Verdiği ifadelerden öğrenildiğine göre, geliştirdiği aidiyet duygusu o denli derin ki, “oyun bittiğinde” içinde ciddi bir boşluk hissetmiş. Kendini asla Yahudi düşmanı olarak tanımlanıyor. Hatta annesinin ailesinde Yahudilerin bulunduğunu, kendilerine çok sempati ile baktığını bile ifade ediyor. Hele Siyonistlerin kişiliğinde, “Yahudi geleceğine kalıcı çözüm bulmaya çalışan insanlar” bulduğunu ve onları kendisine yakın hissettiğini söylüyor…
Sorgusu esnasında Herzl’i okuduğunu ve etkilendiğini belirtiyor. Buradan hareketle, kendisini aklını meşgul eden Yahudi sorununa çözüm arama yolculuğunda bulduğunu söylüyor. Savunmasından bir alıntı ile, “Yahudilerin üzerinde duracakları sağlam bir zemin hazırlamak” istiyor aslında. Bu arayışın, Hitler’in Yahudilerin imhasını emretmesi ile değişik bir hal aldığını da ekliyor. Wansee’de başlayan süreç önceleri kendisini dehşete düşürüyor… Ancak daha sonra, dönen çarkın içinde, yaşananlara ve yaşanacaklara tutarlı bir hikaye buluyor. “Führer’in iradesi mevcut yasal düzenin merkezidir…” diyor… Dolayısı ile bunu sorgulamak mümkün değildir.
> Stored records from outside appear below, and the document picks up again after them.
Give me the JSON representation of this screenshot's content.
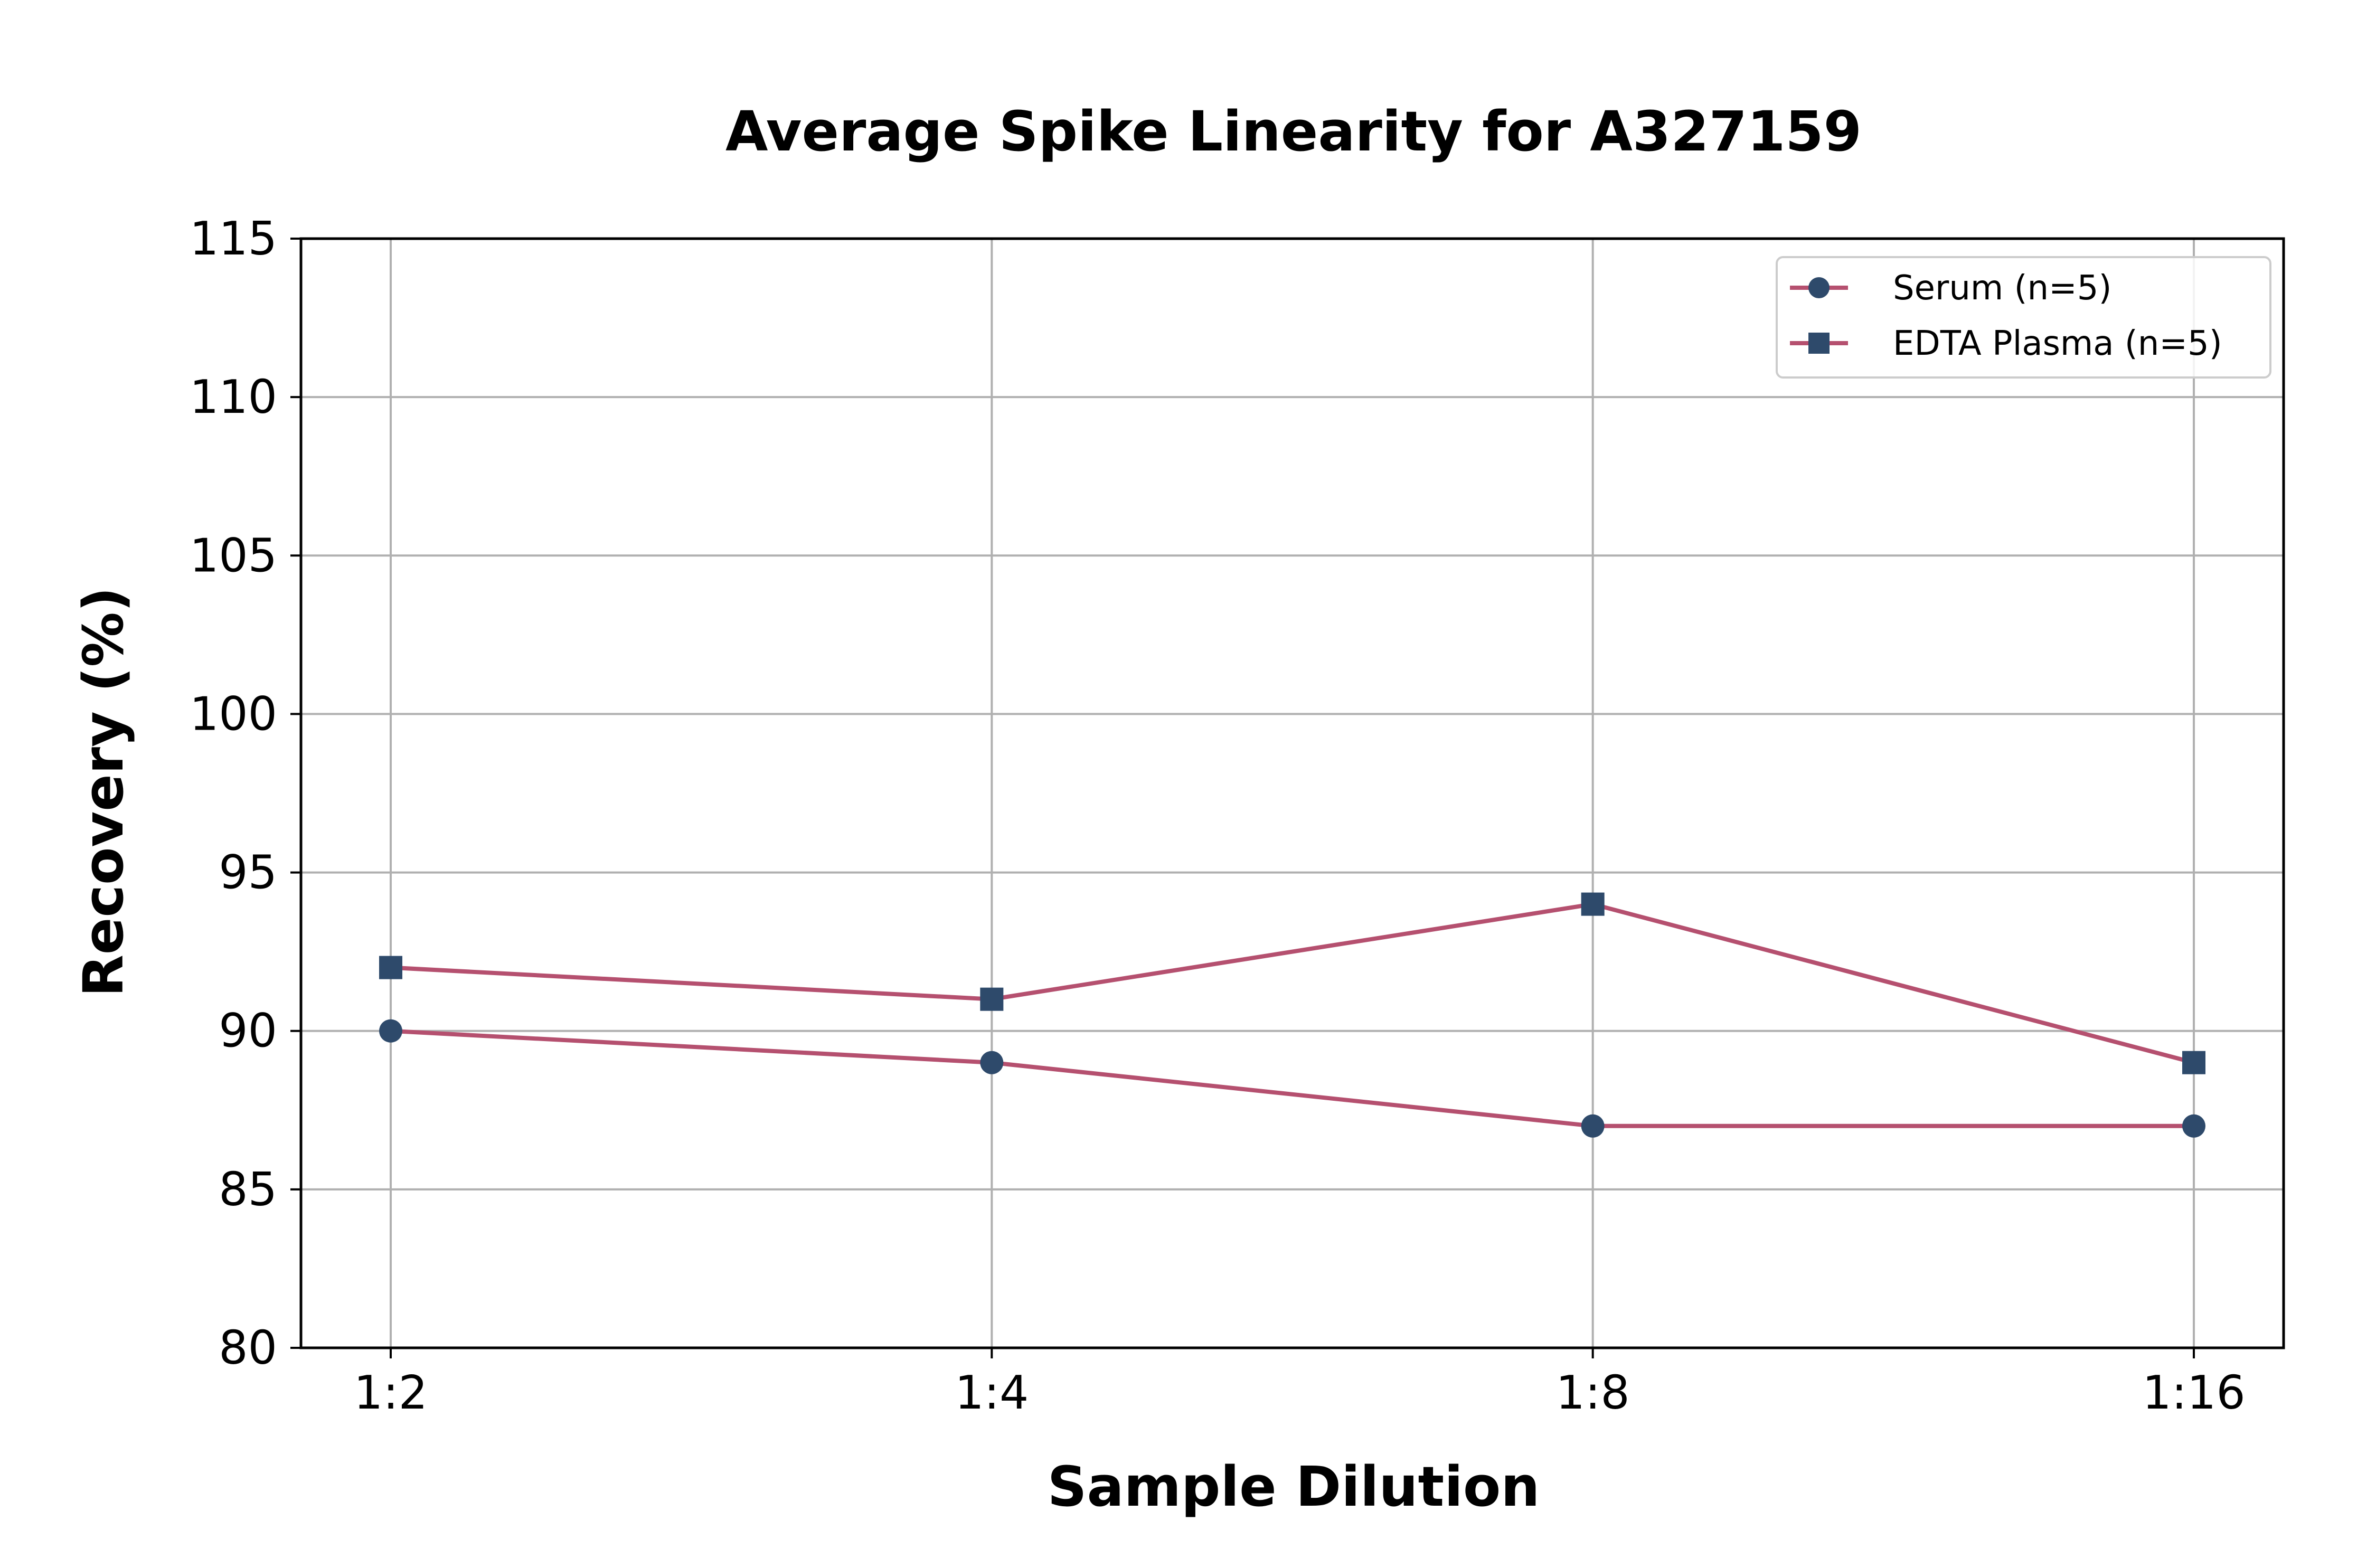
{
  "chart_data": {
    "type": "line",
    "title": "Average Spike Linearity for A327159",
    "xlabel": "Sample Dilution",
    "ylabel": "Recovery (%)",
    "categories": [
      "1:2",
      "1:4",
      "1:8",
      "1:16"
    ],
    "ylim": [
      80,
      115
    ],
    "yticks": [
      80,
      85,
      90,
      95,
      100,
      105,
      110,
      115
    ],
    "grid": true,
    "legend_position": "top-right",
    "line_color": "#b5506f",
    "marker_color": "#2e4a6b",
    "series": [
      {
        "name": "Serum (n=5)",
        "marker": "circle",
        "values": [
          90,
          89,
          87,
          87
        ]
      },
      {
        "name": "EDTA Plasma (n=5)",
        "marker": "square",
        "values": [
          92,
          91,
          94,
          89
        ]
      }
    ]
  }
}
Düşünür Hannah Arendt’in, Eichmann davasını konu aldığı ‘Kötülüğün Sıradanlığı’ adlı kitabında yaptığı çarpıcı bir tespiti paylaşmadan geçmek olmaz.
Arendt, adım adım incelediği, Yahudilerin sürülmeleri ile başlayan, toplanmaları ile devam eden ve sonunda yok edilmelerine dek uzanan dönemi mercek altına alıyor… Ve insanın nasıl canavarlaşabileceğini, uzun yıllar iç içe yaşadığı ancak zamanla ötekileştirdiklerine nasıl artan bir zulüm tattırabileceğini – tıpkı olayların o zaman geliştiği şekli ile – sıradanlaştırılmış bir şekilde yayıyor masanın üzerine…
Soykırımın bir oyunmuş gibi algılandığına ve Nazilerin olayı kendi aralarında adeta bir komediye indirgediklerine tanık olunuyor, davada. Bu tüyler ürpertici gelişme zaten kitabın başlığını oluşturuyor… ‘Kötülüğün Sıradanlığı…’ Kanıksanmış bir katliam… Yahudi isminin basit bir rakamlar zincirine mahkum edildiği bir ortam… Alışılmışların tekrarlandığı, her tekrarda binlerce insanın yaşamdan koparıldığı bir oyun.
Hukuksuz bir dönemi adalet terazisinde değerlendirmek zordur. 1935’in ırkçı kanunları çerçevesinde Yahudilerin toplumdan tecrit edilmeleri, her açıdan kısıtlanmaları, zoraki alıkonmaları, hukuk tarafından meşru sayılan bir durum haline getirilmişti.
Sessizlik, tekdüze düşüncenin toplumdaki egemenliği, siyasi rejimin Yahudi düşmanlığını halka “Ari ırkın tek varoluş ilkesi” olarak dayatması ile, zamandan ve mekandan bağımsız görülegelen antisemitizmin toptan yok etme seviyesine evrilmesi kaçınılmaz bir süreci tetikler.
Özgürlükle el ele seyreden adalet için, üzerinde tahrifat yapılmamış hukuk için, yaşanan, Yahudilerin ve benzer nefretle yok edilen milyonların nesne oldukları, bir insanlık suçudur. Unutulmamalıdır ki, Adolf’lar her zaman ortaya çıkabilir, benzer olaylar her zaman yaşanabilir.